Pitfall #2: Employees perceive feedback as less than fair
Customer feedback was originally conceived as a less subjective alternative to mystery shops. Employees often find it easy to discredit shopper opinions but customer feedback is more difficult to argue with and is also more closely linked to bottom-line results than third-party evaluations.
Nevertheless, staff can be disenfranchised by customer feedback studies if they feel they are held accountable for aspects of the customer experience they think they don’t have direct control over. Especially when scores fluctuate in a way that seems erratic, employees can feel no matter what they do they can’t make a difference, and the effort will quickly lose momentum. Some countermeasures are as follows:
1) Ask for staff feedback on which questions should be measured and how to calculate the key statistic. Most often they will make suggestions that weigh heavily in their favor, but the empowerment and energy derived from incorporating at least a few of their ideas will often have a much stronger impact on service levels than implementing a conceptually perfect program that the front line disagrees with.
2) Provide lots of education. Make sure staff understands how the data is being collected and even let them experience it themselves. Provide explanations for how the scoring works and clearly explain its connection to the overall service strategy. Give them training on how to impact customer perceptions of service for each of the attributes or behaviors they are being held accountable. Better yet, enable them to easily share their own ideas on how to impact customer perceptions organically with other front-line staff.
3) Make sure everyone in the organization is accountable. Customer facing staff feel more empowered when they know their managers and the internal support partners they work with are also being held accountable for the service they provide to the front line.
4) Eliminate some of the fluctuation in team/branch scores by instituting a 3-month or 6-month rolling average. This will increase the number of surveys in the score and decrease the hills and valleys.

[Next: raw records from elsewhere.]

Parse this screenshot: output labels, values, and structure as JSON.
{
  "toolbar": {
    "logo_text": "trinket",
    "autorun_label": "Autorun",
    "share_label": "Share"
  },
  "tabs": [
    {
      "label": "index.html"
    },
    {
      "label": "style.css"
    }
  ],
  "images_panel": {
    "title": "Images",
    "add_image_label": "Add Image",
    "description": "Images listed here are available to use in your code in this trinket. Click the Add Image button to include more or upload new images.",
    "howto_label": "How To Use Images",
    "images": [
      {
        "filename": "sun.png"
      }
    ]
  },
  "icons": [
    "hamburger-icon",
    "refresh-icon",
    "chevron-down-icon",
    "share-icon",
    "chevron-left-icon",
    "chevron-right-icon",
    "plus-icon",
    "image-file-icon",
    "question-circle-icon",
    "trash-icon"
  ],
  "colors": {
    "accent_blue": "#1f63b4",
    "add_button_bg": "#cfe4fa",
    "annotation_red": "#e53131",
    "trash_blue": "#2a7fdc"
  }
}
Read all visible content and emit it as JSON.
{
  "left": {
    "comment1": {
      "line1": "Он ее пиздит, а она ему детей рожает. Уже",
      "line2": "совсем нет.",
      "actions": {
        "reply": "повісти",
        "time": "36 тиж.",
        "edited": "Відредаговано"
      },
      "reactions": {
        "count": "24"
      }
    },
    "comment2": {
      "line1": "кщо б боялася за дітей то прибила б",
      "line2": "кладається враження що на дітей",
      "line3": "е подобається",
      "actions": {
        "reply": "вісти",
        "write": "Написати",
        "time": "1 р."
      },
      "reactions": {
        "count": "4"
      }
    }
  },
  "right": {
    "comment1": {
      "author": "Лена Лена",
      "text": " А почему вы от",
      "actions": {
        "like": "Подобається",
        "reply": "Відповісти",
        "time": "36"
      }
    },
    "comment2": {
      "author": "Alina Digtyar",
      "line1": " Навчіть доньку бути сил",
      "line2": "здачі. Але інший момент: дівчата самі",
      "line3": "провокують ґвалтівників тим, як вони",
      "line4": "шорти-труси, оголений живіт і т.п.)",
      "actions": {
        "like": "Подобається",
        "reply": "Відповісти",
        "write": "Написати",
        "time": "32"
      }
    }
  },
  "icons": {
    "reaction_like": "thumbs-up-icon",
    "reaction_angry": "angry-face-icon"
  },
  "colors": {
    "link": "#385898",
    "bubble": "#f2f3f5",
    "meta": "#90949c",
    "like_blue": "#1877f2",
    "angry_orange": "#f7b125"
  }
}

Pitfall #3: “Satisfaction” is the goal instead of loyalty
While customer satisfaction is important, it is only the first step toward the type of customer behavior that creates institutional growth. In the banking industry, 60-80% of customers who defect to competitors report having been “satisfied” with the service. Organizations that center their tracking efforts on behaviors that meet expectations or “satisfy” their customers will not differentiate themselves as service leaders. Helping the customer feel valued by the bank, customizing experiences according to their individual customer needs and circumstances, and proactively helping customers to have better experiences with the bank are all things that front-line staff can do to engender loyalty beyond satisfaction. Incorporating these aspects of service into the tracking tool will ensure a greater return on the tracking spend.
Pitfall #4: Focus is on the metric instead of the customer
Timely and actionable reporting is key to empowering staff to improve service, but more frequent and more detailed feedback isn’t always the most efficient way to do this. Many organizations have spent a lot of money on reporting systems that allow employees to see every cut of every conceivable subset of data, and have provided real time updates to boot. While this may be the right approach for some organizations, for others the effect has been that staff are more concerned about checking their latest score than they are about seeing what they can do for their next customer. Identifying the right frequency for updates and the right statistics for the front-line will ensure focus remains on the customer and on action plans, and will also reduce the amount of money you have to spend on reporting.